En la tibieza de tu cuerpo (Un cuento)

Tibieza
En la tibieza de tu cuerpo FOTO: WEB
- en Carrusel, Opinión

Armando Ortiz / Esa tarde llegué con muchas dificultades al departamento. Una llovizna que bajó la temperatura a 5 grados centígrados, me sorprendió desabrigado en plena calle. Tú llegaste de la escuela y te pusiste a mirar el televisor desde la cama. Apenas hube entrado te dije “tengo frío”, e instintivamente te acomodaste haciéndome un espacio en el lecho. Me quité la ropa y me introduje bajo las sábanas. La temperatura de tu piel me sorprendió. “Cuánta tibieza”, te dije.

En aquel momento acomodaste tu cuerpo desnudo en el mío, juntaste tus pies con los míos, pusiste tu espalda en mi pecho, tu cuello quedó a la altura de mi respiración, tomaste mis manos y las llevaste a tu estómago, apagaste el televisor e intentaste dormir. Entonces comprendí que habíamos superado la barrera de la indiferencia; no necesitaste decir nada para que yo entendiera que, sin pretenderlo, me empezabas a amar.

En diciembre se cumplieron diez meses de estar juntos.
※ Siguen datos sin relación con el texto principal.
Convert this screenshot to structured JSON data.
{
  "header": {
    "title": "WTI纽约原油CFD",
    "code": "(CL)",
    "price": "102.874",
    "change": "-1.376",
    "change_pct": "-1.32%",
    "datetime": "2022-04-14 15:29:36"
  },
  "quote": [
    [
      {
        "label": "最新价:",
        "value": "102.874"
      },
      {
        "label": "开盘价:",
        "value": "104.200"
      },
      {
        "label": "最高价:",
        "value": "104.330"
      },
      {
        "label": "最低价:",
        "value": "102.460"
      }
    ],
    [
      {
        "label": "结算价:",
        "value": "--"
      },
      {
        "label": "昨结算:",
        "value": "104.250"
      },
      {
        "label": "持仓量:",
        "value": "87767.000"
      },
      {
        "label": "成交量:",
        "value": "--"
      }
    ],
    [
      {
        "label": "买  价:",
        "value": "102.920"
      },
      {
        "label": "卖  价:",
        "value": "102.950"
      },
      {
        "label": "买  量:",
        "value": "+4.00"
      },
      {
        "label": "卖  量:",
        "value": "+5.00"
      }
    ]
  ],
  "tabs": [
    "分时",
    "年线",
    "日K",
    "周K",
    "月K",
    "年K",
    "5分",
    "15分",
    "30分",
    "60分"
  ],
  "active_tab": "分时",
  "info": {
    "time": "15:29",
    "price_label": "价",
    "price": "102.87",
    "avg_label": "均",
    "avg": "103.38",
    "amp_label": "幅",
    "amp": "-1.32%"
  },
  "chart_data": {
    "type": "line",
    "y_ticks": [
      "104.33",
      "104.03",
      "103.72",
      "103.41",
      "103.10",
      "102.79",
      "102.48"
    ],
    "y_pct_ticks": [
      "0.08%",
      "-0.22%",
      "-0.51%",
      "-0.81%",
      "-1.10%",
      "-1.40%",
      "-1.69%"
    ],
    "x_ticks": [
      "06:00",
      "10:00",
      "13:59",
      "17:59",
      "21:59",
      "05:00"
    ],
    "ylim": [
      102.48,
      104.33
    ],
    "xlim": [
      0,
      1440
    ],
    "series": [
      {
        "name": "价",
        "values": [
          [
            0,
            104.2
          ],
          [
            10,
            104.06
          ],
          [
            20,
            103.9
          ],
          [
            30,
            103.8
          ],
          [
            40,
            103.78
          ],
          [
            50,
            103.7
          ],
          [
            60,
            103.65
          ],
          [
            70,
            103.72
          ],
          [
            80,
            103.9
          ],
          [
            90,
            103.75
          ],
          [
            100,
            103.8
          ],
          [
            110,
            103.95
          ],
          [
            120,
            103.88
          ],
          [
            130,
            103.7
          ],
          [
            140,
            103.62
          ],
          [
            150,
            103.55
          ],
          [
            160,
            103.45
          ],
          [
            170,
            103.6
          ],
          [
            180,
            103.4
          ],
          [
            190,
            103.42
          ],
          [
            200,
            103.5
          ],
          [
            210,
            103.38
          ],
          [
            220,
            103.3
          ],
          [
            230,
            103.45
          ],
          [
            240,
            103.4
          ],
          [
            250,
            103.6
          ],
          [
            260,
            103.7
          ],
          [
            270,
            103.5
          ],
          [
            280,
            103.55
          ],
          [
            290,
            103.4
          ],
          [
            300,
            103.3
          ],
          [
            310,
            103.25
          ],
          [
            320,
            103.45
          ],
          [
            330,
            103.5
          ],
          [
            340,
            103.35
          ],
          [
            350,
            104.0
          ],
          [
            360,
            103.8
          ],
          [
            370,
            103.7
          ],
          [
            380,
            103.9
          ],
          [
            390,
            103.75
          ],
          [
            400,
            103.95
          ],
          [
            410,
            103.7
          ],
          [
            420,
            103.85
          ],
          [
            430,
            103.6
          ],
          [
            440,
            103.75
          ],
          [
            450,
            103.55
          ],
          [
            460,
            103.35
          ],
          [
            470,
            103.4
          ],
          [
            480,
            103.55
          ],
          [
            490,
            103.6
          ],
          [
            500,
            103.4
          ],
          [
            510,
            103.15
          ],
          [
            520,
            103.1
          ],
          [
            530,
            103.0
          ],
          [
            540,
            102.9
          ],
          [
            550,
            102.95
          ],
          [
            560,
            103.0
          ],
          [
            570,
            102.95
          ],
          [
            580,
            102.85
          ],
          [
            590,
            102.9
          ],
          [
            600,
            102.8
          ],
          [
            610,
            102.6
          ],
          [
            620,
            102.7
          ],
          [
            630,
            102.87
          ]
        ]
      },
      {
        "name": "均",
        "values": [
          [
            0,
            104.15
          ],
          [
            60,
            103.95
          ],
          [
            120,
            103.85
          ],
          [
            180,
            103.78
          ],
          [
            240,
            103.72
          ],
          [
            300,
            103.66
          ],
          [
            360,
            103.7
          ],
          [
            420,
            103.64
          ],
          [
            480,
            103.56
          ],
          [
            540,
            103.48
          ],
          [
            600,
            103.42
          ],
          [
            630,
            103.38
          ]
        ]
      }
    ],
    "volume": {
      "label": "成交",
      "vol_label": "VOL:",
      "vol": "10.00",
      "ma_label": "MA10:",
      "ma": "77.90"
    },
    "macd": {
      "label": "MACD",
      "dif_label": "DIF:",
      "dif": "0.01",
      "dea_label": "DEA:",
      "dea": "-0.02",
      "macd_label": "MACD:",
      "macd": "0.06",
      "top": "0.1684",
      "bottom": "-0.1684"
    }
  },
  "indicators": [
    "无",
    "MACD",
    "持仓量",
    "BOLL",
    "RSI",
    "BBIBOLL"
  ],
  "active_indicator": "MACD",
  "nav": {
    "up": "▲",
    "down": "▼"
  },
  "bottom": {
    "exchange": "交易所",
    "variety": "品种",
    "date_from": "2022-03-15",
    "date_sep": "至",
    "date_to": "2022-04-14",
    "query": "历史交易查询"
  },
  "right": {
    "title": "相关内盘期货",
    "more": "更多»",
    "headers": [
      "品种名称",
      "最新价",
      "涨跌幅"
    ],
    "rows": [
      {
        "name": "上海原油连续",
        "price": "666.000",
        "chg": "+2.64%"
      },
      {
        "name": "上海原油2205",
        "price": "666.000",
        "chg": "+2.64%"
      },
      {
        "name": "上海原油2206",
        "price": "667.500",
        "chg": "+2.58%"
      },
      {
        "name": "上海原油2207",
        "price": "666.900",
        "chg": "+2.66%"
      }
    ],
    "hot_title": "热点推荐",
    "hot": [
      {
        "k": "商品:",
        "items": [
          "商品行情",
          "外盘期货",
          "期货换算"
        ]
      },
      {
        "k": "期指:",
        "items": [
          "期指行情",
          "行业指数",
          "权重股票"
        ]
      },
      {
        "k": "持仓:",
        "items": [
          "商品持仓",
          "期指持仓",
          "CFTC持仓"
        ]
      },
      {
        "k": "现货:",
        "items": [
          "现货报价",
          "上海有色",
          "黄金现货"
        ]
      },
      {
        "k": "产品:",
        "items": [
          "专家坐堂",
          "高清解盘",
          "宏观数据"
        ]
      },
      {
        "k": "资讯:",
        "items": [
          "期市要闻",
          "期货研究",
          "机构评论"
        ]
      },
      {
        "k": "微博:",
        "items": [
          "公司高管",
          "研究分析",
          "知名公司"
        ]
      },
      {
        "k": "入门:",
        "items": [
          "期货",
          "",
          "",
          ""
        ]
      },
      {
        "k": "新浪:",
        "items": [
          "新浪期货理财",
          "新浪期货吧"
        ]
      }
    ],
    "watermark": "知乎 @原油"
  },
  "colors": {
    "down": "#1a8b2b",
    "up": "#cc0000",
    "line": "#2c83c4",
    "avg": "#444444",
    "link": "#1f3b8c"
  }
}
Cuando nos conocimos las diferencias hicieron que nuestros encuentros fueran no planeados y por lo tanto ocasionales. No sabía si después de mi última experiencia amorosa me convenía iniciar una relación con alguien tan joven como tú. Fue por eso que hasta dos meses después te di el número de mi celular, a los cuatro meses llave del departamento. Rara vez salíamos al cine y siempre procurábamos los lugares solitarios. Claro, en el departamento las cosas eran diferentes. Nuestro espacio de júbilo se llenaba de pasión y siempre buscamos en las caricias satisfacer al otro. En mí no era necesario tanto afán, porque tu piel sensible se estremecía como herida abierta. Al principio pensé que lo que lo provocaba era mi pericia en el tacto, pero después supe que en ti se elevaba el umbral del placer.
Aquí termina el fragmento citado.